Article 18 (Exemption from Taxation)

(1) The supply of goods or services falling under any of the following subparagraphs shall be exempted from value-added taxes:

12. Land:

Article 17 (Payable Tax Amount)

(1) The amount of value-added taxes payable by an entrepreneur (hereinafter referred to as the “paid tax amount”) shall be the amount computed by deducting the tax amount under the following subparagraphs (hereinafter referred to as the “purchase tax amount”) from the tax amount on the goods and services supplied by him (hereinafter referred to as the “sales tax amount”): Provided, That where an input tax amount exceeds the output tax amount, it shall be a refundable tax amount (hereinafter

1. The tax amount for the supply of goods or services used or to be used for his own business;

2. The tax amount for the import of goods used or to be used for his own business; and

(2) The following input taxes shall not be deducted from the output tax amount:

4. The input tax amount related to the business of supplying goods or services exempted from the value-added tax (including the input tax amount related to investments) and the land-related purchase tax amount as prescribed by

【Enforcement Decree of the Value-Added Tax Act

Article 60 (Application of Purchase Tax Amount by Law)

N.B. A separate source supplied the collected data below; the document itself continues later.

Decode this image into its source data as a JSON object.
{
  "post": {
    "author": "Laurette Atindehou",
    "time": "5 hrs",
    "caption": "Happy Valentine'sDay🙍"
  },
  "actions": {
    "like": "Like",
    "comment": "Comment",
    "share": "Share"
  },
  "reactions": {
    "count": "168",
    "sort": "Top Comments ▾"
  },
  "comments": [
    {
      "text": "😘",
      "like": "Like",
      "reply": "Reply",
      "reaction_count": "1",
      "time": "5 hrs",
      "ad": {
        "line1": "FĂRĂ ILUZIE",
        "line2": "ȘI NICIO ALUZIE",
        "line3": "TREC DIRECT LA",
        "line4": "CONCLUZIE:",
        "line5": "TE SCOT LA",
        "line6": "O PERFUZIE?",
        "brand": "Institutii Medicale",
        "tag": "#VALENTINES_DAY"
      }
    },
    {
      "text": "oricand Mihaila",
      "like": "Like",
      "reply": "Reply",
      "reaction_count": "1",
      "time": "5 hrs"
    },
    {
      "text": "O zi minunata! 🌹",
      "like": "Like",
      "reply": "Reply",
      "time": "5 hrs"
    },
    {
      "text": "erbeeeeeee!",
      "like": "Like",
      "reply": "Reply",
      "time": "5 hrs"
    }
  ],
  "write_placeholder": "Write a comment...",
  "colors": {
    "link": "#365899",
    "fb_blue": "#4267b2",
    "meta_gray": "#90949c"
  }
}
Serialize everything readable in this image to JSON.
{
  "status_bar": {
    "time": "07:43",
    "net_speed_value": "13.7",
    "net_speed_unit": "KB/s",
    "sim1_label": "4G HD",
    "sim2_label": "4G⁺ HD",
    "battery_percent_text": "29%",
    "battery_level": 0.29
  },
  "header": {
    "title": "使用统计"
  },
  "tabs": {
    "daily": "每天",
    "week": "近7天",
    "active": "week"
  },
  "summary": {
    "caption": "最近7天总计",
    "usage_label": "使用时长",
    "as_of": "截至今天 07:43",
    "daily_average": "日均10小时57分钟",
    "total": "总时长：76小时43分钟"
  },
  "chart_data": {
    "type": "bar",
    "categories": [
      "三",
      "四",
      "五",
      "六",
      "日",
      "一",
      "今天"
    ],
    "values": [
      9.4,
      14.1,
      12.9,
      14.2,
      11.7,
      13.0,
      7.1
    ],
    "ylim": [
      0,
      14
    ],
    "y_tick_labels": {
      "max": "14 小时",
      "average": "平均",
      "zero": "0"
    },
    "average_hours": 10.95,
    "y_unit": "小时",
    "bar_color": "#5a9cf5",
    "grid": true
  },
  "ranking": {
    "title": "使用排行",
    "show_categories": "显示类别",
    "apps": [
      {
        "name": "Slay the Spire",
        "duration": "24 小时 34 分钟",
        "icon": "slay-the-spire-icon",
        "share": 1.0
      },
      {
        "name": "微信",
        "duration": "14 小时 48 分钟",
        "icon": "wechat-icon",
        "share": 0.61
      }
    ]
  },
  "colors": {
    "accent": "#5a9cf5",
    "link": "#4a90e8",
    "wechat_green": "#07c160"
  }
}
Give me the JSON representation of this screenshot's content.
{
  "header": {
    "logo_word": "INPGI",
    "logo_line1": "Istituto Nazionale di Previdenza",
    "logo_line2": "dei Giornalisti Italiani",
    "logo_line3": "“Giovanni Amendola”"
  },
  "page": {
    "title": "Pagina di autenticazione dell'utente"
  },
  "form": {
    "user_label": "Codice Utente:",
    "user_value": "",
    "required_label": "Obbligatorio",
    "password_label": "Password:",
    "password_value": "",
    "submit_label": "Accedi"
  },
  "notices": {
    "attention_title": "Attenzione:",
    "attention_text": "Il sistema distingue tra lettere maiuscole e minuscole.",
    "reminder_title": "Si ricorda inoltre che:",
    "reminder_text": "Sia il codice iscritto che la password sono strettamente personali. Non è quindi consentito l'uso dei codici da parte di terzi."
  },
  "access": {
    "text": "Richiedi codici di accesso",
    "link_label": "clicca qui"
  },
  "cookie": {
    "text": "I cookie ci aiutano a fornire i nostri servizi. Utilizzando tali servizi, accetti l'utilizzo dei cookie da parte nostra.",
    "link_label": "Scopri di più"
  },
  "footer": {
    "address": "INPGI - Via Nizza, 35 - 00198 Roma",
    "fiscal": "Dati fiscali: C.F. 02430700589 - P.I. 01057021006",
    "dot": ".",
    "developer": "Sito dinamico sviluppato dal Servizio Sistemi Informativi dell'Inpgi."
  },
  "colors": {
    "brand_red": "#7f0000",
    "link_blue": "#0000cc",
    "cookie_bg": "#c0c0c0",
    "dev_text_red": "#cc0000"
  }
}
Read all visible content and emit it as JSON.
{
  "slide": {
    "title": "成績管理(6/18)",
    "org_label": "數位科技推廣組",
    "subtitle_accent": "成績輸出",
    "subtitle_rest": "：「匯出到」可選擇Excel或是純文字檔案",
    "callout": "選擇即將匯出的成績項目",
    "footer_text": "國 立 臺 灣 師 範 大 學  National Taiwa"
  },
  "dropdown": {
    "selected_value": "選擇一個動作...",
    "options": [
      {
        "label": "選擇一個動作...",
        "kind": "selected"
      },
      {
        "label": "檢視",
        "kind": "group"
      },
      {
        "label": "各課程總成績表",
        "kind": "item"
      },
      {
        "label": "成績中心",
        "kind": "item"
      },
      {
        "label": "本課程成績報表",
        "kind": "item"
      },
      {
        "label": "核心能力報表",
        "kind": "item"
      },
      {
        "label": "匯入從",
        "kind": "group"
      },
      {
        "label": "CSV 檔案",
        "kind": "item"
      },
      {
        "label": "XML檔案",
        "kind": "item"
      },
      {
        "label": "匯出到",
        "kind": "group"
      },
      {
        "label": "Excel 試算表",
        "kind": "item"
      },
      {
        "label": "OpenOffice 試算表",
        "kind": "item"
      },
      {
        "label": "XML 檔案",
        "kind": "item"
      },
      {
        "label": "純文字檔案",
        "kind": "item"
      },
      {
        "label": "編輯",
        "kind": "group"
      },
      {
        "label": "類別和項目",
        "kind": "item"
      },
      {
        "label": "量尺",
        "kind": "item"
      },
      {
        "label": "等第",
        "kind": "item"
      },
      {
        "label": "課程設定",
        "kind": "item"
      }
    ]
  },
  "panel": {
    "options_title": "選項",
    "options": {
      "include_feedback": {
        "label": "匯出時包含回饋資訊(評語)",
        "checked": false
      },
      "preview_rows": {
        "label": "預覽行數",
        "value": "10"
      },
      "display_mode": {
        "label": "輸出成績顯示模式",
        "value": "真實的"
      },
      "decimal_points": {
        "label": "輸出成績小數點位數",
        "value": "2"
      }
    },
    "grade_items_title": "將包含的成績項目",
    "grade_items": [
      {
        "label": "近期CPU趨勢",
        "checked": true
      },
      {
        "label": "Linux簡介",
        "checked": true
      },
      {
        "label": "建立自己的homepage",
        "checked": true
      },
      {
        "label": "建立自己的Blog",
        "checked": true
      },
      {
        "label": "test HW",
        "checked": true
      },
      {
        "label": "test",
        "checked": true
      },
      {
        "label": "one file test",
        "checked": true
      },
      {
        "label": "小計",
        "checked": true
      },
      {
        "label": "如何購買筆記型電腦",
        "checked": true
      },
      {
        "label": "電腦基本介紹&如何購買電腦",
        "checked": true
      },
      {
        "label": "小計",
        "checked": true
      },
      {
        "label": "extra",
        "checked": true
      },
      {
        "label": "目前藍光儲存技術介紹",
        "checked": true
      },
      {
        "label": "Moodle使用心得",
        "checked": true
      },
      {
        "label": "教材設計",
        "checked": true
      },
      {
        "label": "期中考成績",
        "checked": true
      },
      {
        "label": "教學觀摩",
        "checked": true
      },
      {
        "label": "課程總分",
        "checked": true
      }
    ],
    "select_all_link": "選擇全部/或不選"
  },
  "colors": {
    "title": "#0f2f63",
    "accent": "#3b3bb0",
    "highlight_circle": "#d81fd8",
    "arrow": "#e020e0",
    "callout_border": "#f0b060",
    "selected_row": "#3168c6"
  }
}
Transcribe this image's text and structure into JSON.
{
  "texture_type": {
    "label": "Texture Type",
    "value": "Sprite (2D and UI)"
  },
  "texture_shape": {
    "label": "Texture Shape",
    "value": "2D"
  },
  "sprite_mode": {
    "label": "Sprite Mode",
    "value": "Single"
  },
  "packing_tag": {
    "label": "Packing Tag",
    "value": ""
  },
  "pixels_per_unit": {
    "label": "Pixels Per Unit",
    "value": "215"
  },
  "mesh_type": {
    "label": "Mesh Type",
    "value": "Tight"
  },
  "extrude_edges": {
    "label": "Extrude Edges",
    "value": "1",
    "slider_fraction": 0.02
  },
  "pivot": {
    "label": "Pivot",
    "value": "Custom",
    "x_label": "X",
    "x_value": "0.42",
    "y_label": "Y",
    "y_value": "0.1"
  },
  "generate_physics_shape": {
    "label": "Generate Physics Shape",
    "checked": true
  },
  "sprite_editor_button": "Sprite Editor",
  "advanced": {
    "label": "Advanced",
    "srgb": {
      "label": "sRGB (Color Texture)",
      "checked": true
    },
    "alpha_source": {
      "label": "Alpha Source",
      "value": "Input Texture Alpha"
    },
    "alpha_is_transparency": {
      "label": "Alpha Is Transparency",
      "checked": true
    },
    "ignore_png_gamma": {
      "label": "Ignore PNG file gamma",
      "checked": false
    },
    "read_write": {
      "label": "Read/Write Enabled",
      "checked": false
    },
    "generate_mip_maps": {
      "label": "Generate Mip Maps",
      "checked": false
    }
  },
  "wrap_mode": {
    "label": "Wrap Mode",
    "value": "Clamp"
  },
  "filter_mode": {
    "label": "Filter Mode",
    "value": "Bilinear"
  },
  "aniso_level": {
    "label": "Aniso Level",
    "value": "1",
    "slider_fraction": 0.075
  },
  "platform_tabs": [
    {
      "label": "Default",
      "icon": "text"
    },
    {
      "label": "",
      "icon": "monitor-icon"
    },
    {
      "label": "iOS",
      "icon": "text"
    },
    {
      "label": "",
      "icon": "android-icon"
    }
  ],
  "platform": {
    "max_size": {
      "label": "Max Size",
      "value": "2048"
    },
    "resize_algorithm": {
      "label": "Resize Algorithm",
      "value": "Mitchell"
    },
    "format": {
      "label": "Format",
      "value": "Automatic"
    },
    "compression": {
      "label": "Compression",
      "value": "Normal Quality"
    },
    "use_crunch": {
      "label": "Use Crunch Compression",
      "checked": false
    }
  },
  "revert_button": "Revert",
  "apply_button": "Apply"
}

(6) The term “land-related input tax amount as prescribed by the Presidential Decree” in Article 17 (2) 4 of the Act means the input tax amount falling under any of the following subparagraphs, which is the input tax amount related to capital expenditures for

1. An input tax amount related to the acquisition and alteration of the form and quality of land, the development of factory sites and housing sites;

2. Where a parcel of land on which a building is located is acquired, and the building is removed and only land is used, the input tax amount on the cost of acquisition and removal of the removed

3. An input tax amount related to the expenses forming the acquisition cost of land by practically increasing the value of land.